Ihr erstes Parteiprogramm las sich wie: Frauen Heim an den Herd und jede Menge Kinder kriegen, Renten nur über Privatversicherung, AKWs, raus aus EU und grenzenlosen Neoliberalismus.
Und was ist daran Rechts?
Aber die CDU hat für Jahrzehnte mit ihrer Politik des verdeckten Rassismus den rechten Rand abgeschöpft und fand das vollkommen normal
Rassismus ist für mich immer noch, wenn man andere Kulturen verachtet, beschimpft, und sie am liebsten aus der Welt haben will.
Und was ist denn jetzt verdeckter Rassimus?
Eine Partei von deutschen und von Eingewanderten, die sich nicht hier in den Sozialsystemen einnisten, Steuerzahlern finanziert, wird sollte sich mit Äußerungen wie sie die Grünen schon lange Tätigen, im Zaum halten, und in Demut üben.
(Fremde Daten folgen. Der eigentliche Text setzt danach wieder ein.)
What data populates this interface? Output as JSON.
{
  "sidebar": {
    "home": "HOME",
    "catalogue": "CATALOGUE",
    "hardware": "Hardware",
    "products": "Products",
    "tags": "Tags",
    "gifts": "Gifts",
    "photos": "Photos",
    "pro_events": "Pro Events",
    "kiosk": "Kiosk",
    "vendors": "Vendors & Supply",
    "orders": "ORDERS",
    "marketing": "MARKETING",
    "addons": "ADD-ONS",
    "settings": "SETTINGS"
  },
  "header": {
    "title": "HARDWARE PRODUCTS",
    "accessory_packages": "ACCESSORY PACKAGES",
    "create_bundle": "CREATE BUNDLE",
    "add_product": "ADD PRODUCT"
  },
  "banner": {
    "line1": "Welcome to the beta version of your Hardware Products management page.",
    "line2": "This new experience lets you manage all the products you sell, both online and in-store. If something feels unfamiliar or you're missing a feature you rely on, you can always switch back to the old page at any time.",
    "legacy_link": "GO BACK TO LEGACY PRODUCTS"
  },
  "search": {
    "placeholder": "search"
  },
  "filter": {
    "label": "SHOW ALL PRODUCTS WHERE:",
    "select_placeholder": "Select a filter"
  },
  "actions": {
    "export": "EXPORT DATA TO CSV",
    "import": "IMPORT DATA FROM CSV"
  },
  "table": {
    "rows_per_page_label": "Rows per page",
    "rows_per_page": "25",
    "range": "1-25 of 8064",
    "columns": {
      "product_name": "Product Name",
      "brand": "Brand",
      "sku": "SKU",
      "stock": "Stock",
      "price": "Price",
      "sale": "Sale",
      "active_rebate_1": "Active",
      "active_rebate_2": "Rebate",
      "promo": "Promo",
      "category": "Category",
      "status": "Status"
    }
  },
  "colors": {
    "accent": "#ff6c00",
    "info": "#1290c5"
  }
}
Und selbst ein Helmut Schmidt äußerte sich sehr negativ über die massenhafte Zuwanderung. "Die multikulturelle Gesellschaft bezeichnete Helmut Schmidt als „eine Illusion von Intellektuellen“. Mit einer demokratischen Gesellschaft sei das Konzept von Multikulti schwer vereinbar, so Schmidt. Es sei deshalb ein Fehler gewesen, „daß wir zu Beginn der 60er Jahre Gastarbeiter aus fremden Kulturen ins Land holten“."
Ist die SPD jetzt rassistisch?
Oder sind die Linken rassistisch, die ja schnell eingelenkt haben, als Sarah Wagenknecht kritisierte, daß man den Menschen in ihrer kulturellen Heimat viel besser helfen könne, anstatt sie entwurzelt hierherzuholen, was allerdings immer der Konsens der Linken gewesen ist?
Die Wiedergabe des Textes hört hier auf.